Importing data from 1000 PDFs using Power Query - Starting Point - Individual Excel files or one big Excel file? RRS feed

  • Question

  • I am just getting started using power query and I have 1000 7 page PDFs which have the same structure with different information (employee applications - same fields in each - name, date of application, qualifications, etc. with different responses). I'm just starting the process of determining how to do this. My solution was to convert them all to individual Excel files, open one in Power Query, clean it up so that there is just one row per application, and then run this query on the folder for all of them. I'm not sure how to get them to merge into one spreadsheet if I do it this way... if I'm using range to determine where the different fields are, I don't think it will work if I append them all... pointers on which way to begin to structure this? (One big excel file with all applications appended, or individual Excel files? It may be faster for me to get all the PDFs into one PDF and then export to Excel versus manually saving each to Excel, but I don't know what will be better for the portion of the work in Power Query. Any help is much appreciated!!

    Thank you!

    Using Excel 2010 with Power Query Add-in.

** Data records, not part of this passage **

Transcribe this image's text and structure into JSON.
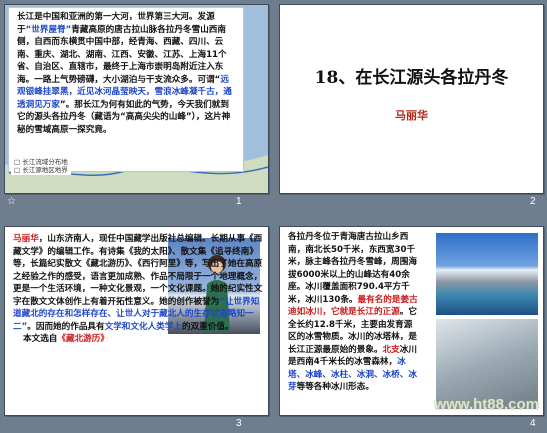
{
  "slide1": {
    "number": "1",
    "text_a": "长江是中国和亚洲的第一大河，世界第三大河。发源于",
    "text_b": "“世界屋脊”",
    "text_c": "青藏高原的唐古拉山脉各拉丹冬雪山西南侧，自西而东横贯中国中部，经青海、西藏、四川、云南、重庆、湖北、湖南、江西、安徽、江苏、上海11个省、自治区、直辖市，最终于上海市崇明岛附近注入东海。一路上气势磅礴，大小湖泊与干支流众多。可谓“",
    "text_d": "远观银峰挂翠黑，近见冰河晶莹映天，雪浪冰峰凝千古，通透洞见万家",
    "text_e": "”。那长江为何有如此的气势，今天我们就到它的源头各拉丹冬（藏语为“高高尖尖的山峰”），这片神秘的雪域高原一探究竟。",
    "legend_1": "□ 长江流域分布地",
    "legend_2": "□ 长江源地区地界"
  },
  "slide2": {
    "number": "2",
    "title": "18、在长江源头各拉丹冬",
    "author": "马丽华"
  },
  "slide3": {
    "number": "3",
    "name": "马丽华",
    "text_a": "，山东济南人，现任中国藏学出版社总编辑。长期从事《西藏文学》的编辑工作。有诗集《我的太阳》、散文集《追寻终南》等，长篇纪实散文《藏北游历》、《西行阿里》等，写出了她在高原之经验之作的感受，语言更加成熟、作品不局限于一个地理概念，更是一个生活环境，一种文化景观，一个文化课题。她的纪实性文字在散文文体创作上有着开拓性意义。她的创作被誉为",
    "text_b": "“让世界知道藏北的存在和怎样存在、让世人对于藏北人的生存状态略知一二”",
    "text_c": "。因而她的作品具有",
    "text_d": "文学和文化人类学上",
    "text_e": "的双重价值。",
    "source_a": "本文选自",
    "source_b": "《藏北游历》"
  },
  "slide4": {
    "number": "4",
    "text_a": "各拉丹冬位于青海唐古拉山乡西南，南北长50千米，东西宽30千米，脉主峰各拉丹冬雪峰，周围海拔6000米以上的山峰达有40余座。冰川覆盖面积790.4平方千米，冰川130条。",
    "text_b": "最有名的是姜古迪如冰川，它就是长江的正源",
    "text_c": "。它全长约12.8千米，主要由发育源区的冰雪物质。冰川的冰塔林，是长江正源最原始的景象。",
    "text_d": "北支",
    "text_e": "冰川是西南4千米长的冰雪森林，",
    "text_f": "冰塔、冰峰、冰柱、冰洞、冰桥、冰芽",
    "text_g": "等等各种冰川形态。",
    "watermark": "www.ht88.com"
  },
  "ui": {
    "star_symbol": "☆"
  }
}
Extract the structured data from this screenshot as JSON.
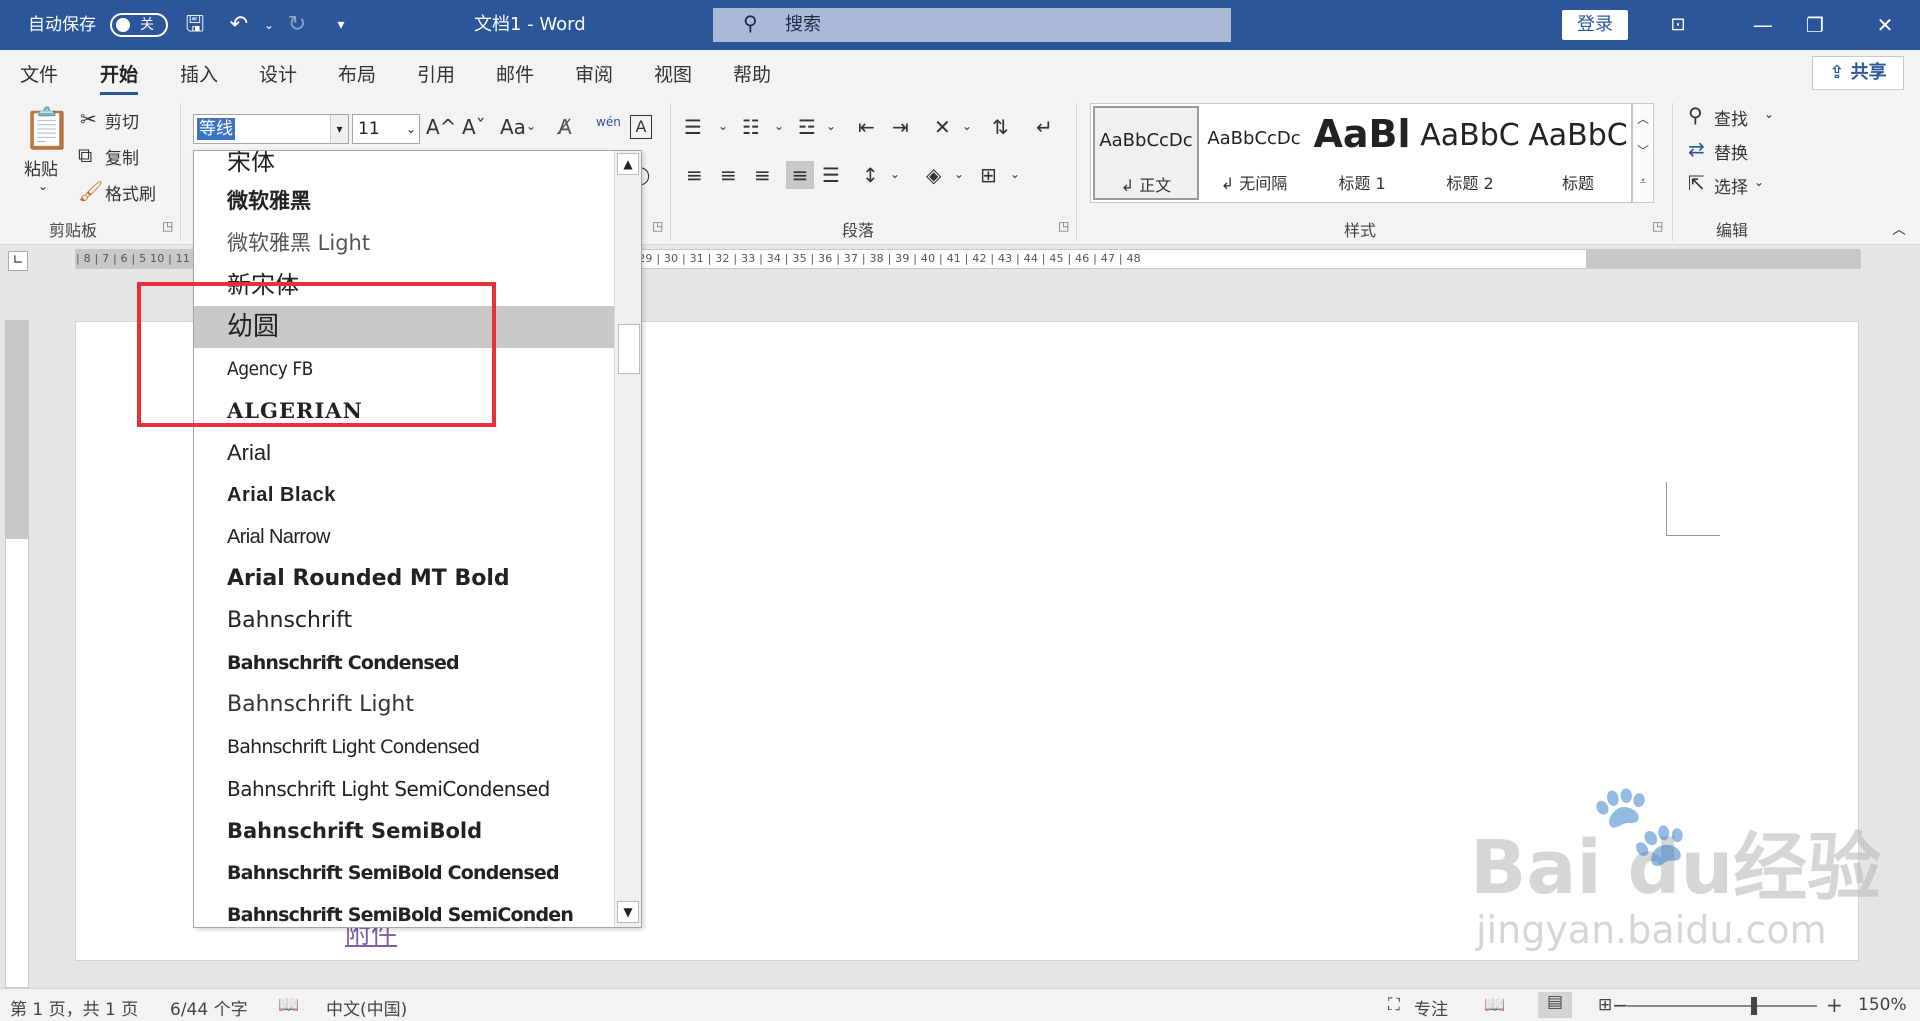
{
  "titlebar": {
    "autosave_label": "自动保存",
    "autosave_state": "关",
    "doc_title": "文档1  -  Word",
    "search_placeholder": "搜索",
    "login": "登录",
    "bg_color": "#2b579a"
  },
  "tabs": [
    "文件",
    "开始",
    "插入",
    "设计",
    "布局",
    "引用",
    "邮件",
    "审阅",
    "视图",
    "帮助"
  ],
  "active_tab": "开始",
  "share_label": "共享",
  "ribbon": {
    "clipboard": {
      "label": "剪贴板",
      "paste": "粘贴",
      "cut": "剪切",
      "copy": "复制",
      "format_painter": "格式刷"
    },
    "font": {
      "name": "等线",
      "size": "11",
      "grow": "A^",
      "shrink": "Aˇ",
      "case": "Aa",
      "phonetic": "wén"
    },
    "paragraph": {
      "label": "段落"
    },
    "styles": {
      "label": "样式",
      "items": [
        {
          "preview": "AaBbCcDc",
          "name": "↲ 正文"
        },
        {
          "preview": "AaBbCcDc",
          "name": "↲ 无间隔"
        },
        {
          "preview": "AaBl",
          "name": "标题 1"
        },
        {
          "preview": "AaBbC",
          "name": "标题 2"
        },
        {
          "preview": "AaBbC",
          "name": "标题"
        }
      ]
    },
    "editing": {
      "label": "编辑",
      "find": "查找",
      "replace": "替换",
      "select": "选择"
    }
  },
  "ruler_numbers": "| 8 | 7 | 6 | 5                                                                                                                                                    10 | 11 | 12 | 13 | 14 | 15 | 16 | 17 | 18 | 19 | 20 | 21 | 22 | 23 | 24 | 25 | 26 | 27 | 28 | 29 | 30 | 31 | 32 | 33 | 34 | 35 | 36 | 37 | 38 | 39 | 40 | 41 | 42 | 43 | 44 | 45 | 46 | 47 | 48",
  "font_list": [
    "宋体",
    "微软雅黑",
    "微软雅黑 Light",
    "新宋体",
    "幼圆",
    "Agency FB",
    "ALGERIAN",
    "Arial",
    "Arial Black",
    "Arial Narrow",
    "Arial Rounded MT Bold",
    "Bahnschrift",
    "Bahnschrift Condensed",
    "Bahnschrift Light",
    "Bahnschrift Light Condensed",
    "Bahnschrift Light SemiCondensed",
    "Bahnschrift SemiBold",
    "Bahnschrift SemiBold Condensed",
    "Bahnschrift SemiBold SemiConden"
  ],
  "highlighted_font": "幼圆",
  "document": {
    "visible_text": "附件"
  },
  "statusbar": {
    "page": "第 1 页，共 1 页",
    "words": "6/44 个字",
    "language": "中文(中国)",
    "focus": "专注",
    "zoom": "150%"
  },
  "watermark": {
    "brand": "Bai  du经验",
    "url": "jingyan.baidu.com"
  },
  "accent_red": "#e8303a"
}
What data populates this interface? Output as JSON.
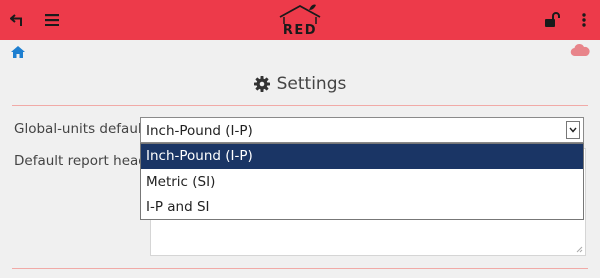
{
  "topbar": {
    "color": "#ed3a4a",
    "back_icon": "undo-arrow-icon",
    "menu_icon": "hamburger-menu-icon",
    "logo_text": "RED",
    "lock_icon": "unlocked-padlock-icon",
    "more_icon": "vertical-dots-icon"
  },
  "breadcrumb": {
    "home_icon": "home-icon",
    "cloud_icon": "cloud-icon"
  },
  "page": {
    "title": "Settings",
    "title_icon": "gear-icon"
  },
  "form": {
    "global_units_label": "Global-units default",
    "global_units_value": "Inch-Pound (I-P)",
    "report_header_label": "Default report heade",
    "options": [
      "Inch-Pound (I-P)",
      "Metric (SI)",
      "I-P and SI"
    ],
    "selected_index": 0,
    "highlight_color": "#1a3565"
  }
}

    Tuesday, May 24, 2016 4:26 PM


  • Hi there. Just to clarify: you're converting each of the 1k PDFs to an Excel file, and then attempting to import those via Power query?

    If that's the case, do the resulting "Excel files that used to be PDFs" have the same structure? From what you said above, it almost sounds like they end up with the same fields stored in different locations in each Excel file.

    If you could provide more details, examples, etc. of what the source data looks like (prior to being imported via Power Query) that would be helpful.


    Wednesday, May 25, 2016 6:45 PM